I tried the call directly too but for me it fails because

java.io.IOException: Server returned HTTP response code: 403 for URL: http://www.loc.gov/standards/alto/alto.xsd                                                             

because apparently the LoC is using Cloudflare which does not allow calling with the user agent of PageConverter.jar...

If you have an idea how to get past that, I can investigate further, for now I am stuck.

One guess would be that <?xml version="1.0" encoding="UTF-8"?> might be the reason for failing on the first character of the first line.

stweil commented 11 months ago

Strange. Why do you see an IOException for an http URL, although the ALTO file uses an https URL?

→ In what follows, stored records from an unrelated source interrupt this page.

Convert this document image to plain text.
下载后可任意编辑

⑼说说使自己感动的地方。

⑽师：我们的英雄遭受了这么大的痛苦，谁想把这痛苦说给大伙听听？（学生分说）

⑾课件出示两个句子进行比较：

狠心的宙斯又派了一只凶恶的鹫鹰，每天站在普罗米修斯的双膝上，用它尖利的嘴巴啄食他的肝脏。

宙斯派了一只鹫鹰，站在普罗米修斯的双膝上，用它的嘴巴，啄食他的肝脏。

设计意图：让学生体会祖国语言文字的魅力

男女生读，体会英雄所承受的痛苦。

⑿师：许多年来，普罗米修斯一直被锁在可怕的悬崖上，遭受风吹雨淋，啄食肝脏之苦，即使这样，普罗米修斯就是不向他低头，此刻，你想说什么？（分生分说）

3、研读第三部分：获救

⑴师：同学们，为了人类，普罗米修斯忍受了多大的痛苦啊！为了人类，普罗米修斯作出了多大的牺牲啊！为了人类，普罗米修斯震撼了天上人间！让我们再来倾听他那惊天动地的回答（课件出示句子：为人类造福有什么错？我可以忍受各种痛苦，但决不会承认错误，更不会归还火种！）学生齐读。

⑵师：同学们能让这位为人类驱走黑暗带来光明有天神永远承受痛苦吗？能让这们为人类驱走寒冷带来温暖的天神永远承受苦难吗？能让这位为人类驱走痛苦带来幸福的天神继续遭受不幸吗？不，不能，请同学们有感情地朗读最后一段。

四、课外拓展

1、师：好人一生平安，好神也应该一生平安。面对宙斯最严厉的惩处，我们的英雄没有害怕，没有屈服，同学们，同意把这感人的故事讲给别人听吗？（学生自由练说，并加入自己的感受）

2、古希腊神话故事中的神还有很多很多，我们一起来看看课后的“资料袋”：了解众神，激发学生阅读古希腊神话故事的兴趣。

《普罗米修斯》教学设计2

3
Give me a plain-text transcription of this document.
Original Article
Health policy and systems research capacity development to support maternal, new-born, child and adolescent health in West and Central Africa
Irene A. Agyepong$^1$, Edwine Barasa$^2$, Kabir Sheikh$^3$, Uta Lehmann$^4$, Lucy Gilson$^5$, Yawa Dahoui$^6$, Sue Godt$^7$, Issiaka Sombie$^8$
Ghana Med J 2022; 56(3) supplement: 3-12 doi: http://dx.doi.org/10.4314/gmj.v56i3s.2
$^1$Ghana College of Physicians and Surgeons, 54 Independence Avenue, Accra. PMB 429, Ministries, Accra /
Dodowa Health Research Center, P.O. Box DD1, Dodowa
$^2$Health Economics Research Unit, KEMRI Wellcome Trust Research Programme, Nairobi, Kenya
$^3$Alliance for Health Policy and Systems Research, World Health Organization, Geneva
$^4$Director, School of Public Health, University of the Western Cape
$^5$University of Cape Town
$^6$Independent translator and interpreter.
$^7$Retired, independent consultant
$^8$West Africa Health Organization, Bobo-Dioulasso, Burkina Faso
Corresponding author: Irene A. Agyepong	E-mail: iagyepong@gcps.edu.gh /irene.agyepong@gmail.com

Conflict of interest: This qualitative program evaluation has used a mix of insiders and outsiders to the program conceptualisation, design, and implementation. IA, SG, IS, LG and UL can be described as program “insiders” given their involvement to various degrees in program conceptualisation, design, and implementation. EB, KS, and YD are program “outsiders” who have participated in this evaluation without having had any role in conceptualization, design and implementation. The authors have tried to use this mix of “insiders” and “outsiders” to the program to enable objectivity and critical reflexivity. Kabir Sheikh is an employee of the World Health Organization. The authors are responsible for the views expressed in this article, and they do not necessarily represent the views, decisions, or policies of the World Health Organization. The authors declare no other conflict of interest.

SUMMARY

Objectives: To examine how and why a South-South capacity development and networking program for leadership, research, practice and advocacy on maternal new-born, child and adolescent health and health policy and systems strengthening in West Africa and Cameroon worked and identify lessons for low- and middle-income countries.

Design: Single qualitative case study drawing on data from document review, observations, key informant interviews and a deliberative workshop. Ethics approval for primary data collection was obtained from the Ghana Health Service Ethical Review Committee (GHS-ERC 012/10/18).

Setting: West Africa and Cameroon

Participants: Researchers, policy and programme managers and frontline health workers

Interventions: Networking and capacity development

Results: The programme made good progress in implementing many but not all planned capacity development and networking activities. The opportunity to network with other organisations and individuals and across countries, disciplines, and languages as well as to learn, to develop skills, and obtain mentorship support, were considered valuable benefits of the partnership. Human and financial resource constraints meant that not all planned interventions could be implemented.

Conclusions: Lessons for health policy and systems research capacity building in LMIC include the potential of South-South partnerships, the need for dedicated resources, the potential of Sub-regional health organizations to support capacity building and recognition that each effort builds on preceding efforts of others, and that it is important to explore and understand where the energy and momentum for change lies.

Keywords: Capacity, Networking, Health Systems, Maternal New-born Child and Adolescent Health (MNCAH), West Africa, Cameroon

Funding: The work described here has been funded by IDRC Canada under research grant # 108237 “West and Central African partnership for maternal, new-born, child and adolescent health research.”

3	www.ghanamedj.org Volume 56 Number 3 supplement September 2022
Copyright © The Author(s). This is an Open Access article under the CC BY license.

The error message which I get with "lineNumber: 1; columnNumber: 1" is misleading. The ALTO input is processed and converted to a PAGE XML file which looks correct. So the SAXParseException occurs after the conversion. Nothing changes if I remove line 1 from the ALTO file.

stweil commented 11 months ago

I'll merge this pull request. The PageConverter issue will be handled separately.